Posted on • Originally published at substack.com

I built a Go microservices framework in 2017. Here's what 8 years of production taught it.

In 2017 I was maintaining a Node.js ecommerce server when a new project landed on my desk — an IoT platform for vehicle tracking devices. Thousands of devices, transmitting data continuously, with clients expecting real-time visibility into what the devices were reporting.

The Node.js server started showing its limits almost immediately.

Too many devices, too much real-time data, not enough throughput. Clients were seeing delays. Data was arriving late. The storage layer was struggling so badly the team was deleting the previous month's data every 30 days just to keep things running. And underneath all of it was a monolith — one large server doing everything, with no clean way to scale the parts that were struggling without scaling everything.

We needed microservices. We needed speed. We needed something built for this.


Why Go

I came to Go from C++ — not from Python or Ruby or JavaScript. I had spent years in structured, compiled languages where you thought carefully about types, memory, and concurrency before you wrote a line. Node.js had been a detour. Java had been a year. Go felt like coming home.

Go was young in 2017. The community was smaller. The ecosystem was thinner. But Google was behind it, the community was growing fast, and the performance characteristics were exactly what the IoT platform needed — compiled, concurrent, fast.

The decision was straightforward. The harder question was: how do you structure a Go microservices system from scratch?


The go-micro problem

The obvious answer was go-micro — the most complete Go microservices framework available at the time. I tried it. It worked. But it felt like too much.

go-micro has service discovery, plugins, a full RPC system, and abstractions for everything. For a team that needed to move fast on a real-time IoT system, it felt like learning a new language on top of a new language. The cognitive overhead was real.

What I actually needed was simpler. Some services needed to process messages from a queue. Some needed to respond without a queue at all — pure fire and forget. Some needed HTTP. Some needed raw socket connections for the devices. The system needed to be modular but not complicated.

go-micro could do all of this. But I kept feeling like I was fighting the framework instead of building the product.

So I stopped fighting it and started building my own.


The first version

The first version of Keel was almost embarrassingly simple. One main file. One config file. A way to define multiple services and run them inside a single Docker container.

The core idea: every service registers itself, the framework boots the right one based on a flag, and each service gets access to whatever it needs — HTTP, sockets, database, messaging — through a shared configuration and lifecycle system.

one binary
one config
multiple services
boot the one you need
Enter fullscreen mode Exit fullscreen mode

That was it. No magic. No service discovery. No plugins. Just a clean way to structure a Go microservices project so you didn't have to rebuild the foundation every time you added a service.

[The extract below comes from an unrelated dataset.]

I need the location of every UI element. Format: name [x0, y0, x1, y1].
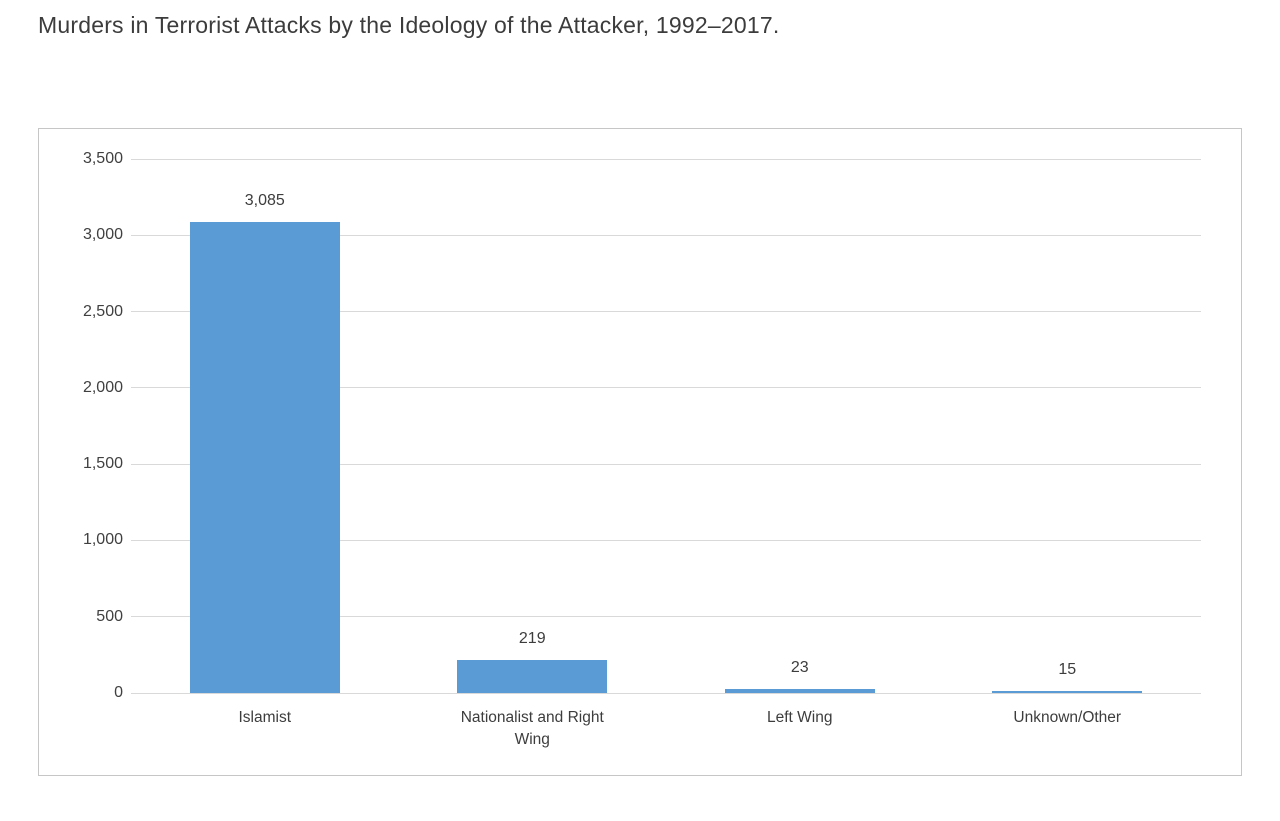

The first services I built with it handled socket connections for the IoT devices. Raw TCP and Socket.IO, managed through the same lifecycle system, sharing the same configuration and database connections.

It worked. So I kept building on top of it.


Kafka to NATS

The first messaging system I wired into Keel was Kafka. It made sense at the time — Kafka was the standard for high-volume event streaming and the IoT platform was generating significant data volumes.

But Kafka was heavy. The operational overhead was real. And then I found NATS — a Go-native messaging system, lightweight, fast, and surprisingly simple to adopt.

The switch was straightforward. NATS gave me everything I needed — Pub/Sub for fire-and-forget event distribution, RPC for request/reply between services — without the operational weight of Kafka. I've used NATS in every project since.


Eight years of production problems, codified

The first version of Keel solved one problem. Every project after that added another layer.

The ecommerce project needed pagination — three different kinds of it, as it turned out: standard pagination, SQL pagination, and aggregate pagination for complex MongoDB queries. So I built all three into Keel.

A healthcare project needed FHIR compliance and soft deletes — records that were logically removed but never physically deleted from the database. So I built soft delete into the database layer, routing deleted records to _deleted collections automatically with deletedAt and deletedBy fields.

A social platform needed real-time features — Socket.IO rooms, broadcast to users, broadcast to rooms, custom events. So I built the Socket.IO server into Keel's lifecycle system alongside HTTP.

A fintech project needed reliability guarantees — circuit breakers, health checks, readiness probes. So those went in too.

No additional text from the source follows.